Since queuing uses processor and memory resources, there are network devices that can mark traffic but don’t support queuing; they are only marking traffic for these marks to be consumed by other devices in the network.
Shaping traffic for transmission across an interface is where the sending switch ensures that the traffic it sends across a connection best matches the priorities configured and attempts to send as much of the prioritized traffic as possible. In this step, traffic is taken from the queues based on priority and available bandwidth and transmitted to the far end of the connection. Unfairness again appears as traffic may be dropped instead of being transmitted based on configured requirements.
There are options for how traffic should be taken from the queues. Depending on the criticality, it might be necessary to send all of the highest priority traffic even if that means that no other traffic will be sent until the congestion ends, which will make congestion worse as devices retransmit the dropped packets. Usually, you will want to configure limits for how much traffic from each queue will be sent before sending traffic from a different queue.

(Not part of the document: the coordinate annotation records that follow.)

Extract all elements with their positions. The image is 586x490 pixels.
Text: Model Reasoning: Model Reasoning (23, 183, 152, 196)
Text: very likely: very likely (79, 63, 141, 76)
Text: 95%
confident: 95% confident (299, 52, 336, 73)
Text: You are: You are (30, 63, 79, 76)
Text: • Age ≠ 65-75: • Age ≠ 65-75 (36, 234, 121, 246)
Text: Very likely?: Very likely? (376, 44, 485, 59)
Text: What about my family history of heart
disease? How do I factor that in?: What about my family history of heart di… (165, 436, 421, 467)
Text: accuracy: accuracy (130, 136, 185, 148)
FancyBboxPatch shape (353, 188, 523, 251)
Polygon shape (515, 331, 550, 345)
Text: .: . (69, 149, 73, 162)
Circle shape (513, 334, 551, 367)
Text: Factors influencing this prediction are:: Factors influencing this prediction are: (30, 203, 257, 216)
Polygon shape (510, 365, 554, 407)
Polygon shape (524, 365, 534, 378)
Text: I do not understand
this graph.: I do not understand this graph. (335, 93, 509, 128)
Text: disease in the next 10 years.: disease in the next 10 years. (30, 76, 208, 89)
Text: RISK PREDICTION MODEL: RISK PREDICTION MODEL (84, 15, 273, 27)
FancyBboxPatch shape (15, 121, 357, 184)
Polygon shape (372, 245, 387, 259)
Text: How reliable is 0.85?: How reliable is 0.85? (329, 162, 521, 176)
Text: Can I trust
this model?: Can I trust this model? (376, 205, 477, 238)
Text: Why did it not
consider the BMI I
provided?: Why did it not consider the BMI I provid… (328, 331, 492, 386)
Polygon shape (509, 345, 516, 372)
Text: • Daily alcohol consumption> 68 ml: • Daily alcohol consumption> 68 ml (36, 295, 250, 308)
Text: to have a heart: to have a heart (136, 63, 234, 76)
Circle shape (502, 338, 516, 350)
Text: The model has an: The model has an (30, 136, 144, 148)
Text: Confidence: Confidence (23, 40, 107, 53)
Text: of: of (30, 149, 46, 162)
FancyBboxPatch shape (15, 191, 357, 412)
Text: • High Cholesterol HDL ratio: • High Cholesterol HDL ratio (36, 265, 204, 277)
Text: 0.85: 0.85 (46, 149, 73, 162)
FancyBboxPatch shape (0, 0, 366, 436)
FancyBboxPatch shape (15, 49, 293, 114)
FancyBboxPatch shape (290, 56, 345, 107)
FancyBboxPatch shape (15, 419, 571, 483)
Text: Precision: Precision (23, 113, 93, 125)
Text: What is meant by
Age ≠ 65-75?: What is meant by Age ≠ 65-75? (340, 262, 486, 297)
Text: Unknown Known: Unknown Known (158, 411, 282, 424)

All of these steps may happen on each network device that traffic passes through before reaching its destination. I have seen networks where the QoS configurations on different devices are working against one another, at the very least having suboptimal effects because one switch is undoing the changes that the previous switch just made for no reason other than the QoS design not being aligned end-to-end.
QoS is a very powerful tool to determine how your network will perform in a congested state, and if designed and implemented properly, can allow you to lower bandwidth costs because your network can survive short periods of congestion. But properly designing and implementing QoS requires an understanding of your traffic and your networking equipment.